From Wikipedia, the free encyclopedia
Jump to: navigation, search
For hexuronic acid, i.e. the older name of Vitamin C, see Ascorbic acid.
The β-D form of glucuronic acid (after oxidization).
Glucose (before oxidization. Note difference at "6".)
The Fischer projections of glucose and glucuronic acid. Glucose's terminal carbon's primary alcohol group has been oxidized to a carboxylic acid.
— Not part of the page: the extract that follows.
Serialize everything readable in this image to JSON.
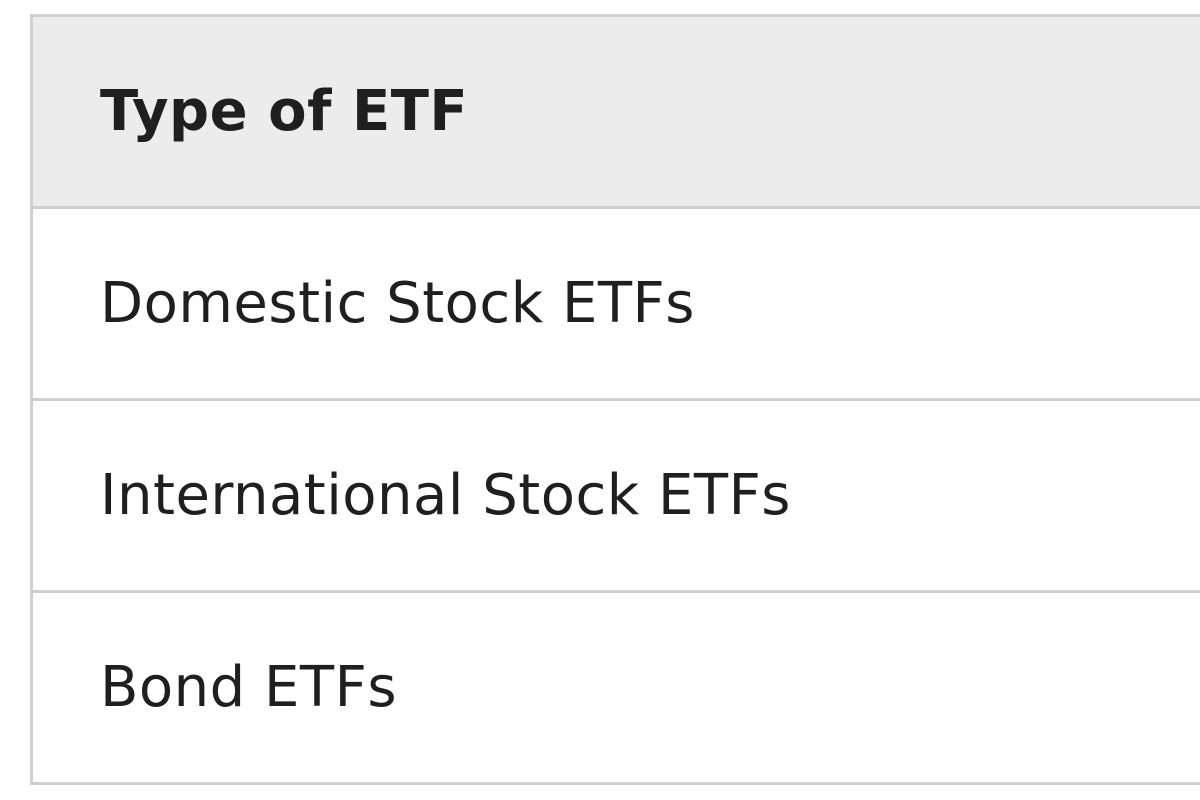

Uronic acids are a class of sugar acids with both carbonyl and carboxylic acid functional groups. They are sugars in which the terminal carbon's hydroxyl group has been oxidized to a carboxylic acid. Oxidation of the terminal aldehyde instead yields an aldonic acid, while oxidation of both the terminal hydroxyl group and the aldehyde yields an aldaric acid. The names of uronic acids are generally based on their parent sugars, however some of the most common do not have direct parents, and are formed by epimerization (e.g., iduronic acid is an epimer of glucuronic acid). Uronic acids that have six carbons are called hexuronic acids.

Examples[edit]

Some of these compounds have important biochemical functions; for example, many wastes in the human body are excreted in the urine as their glucuronate salts, and iduronic acid is a component of some structural complexes such as proteoglycans.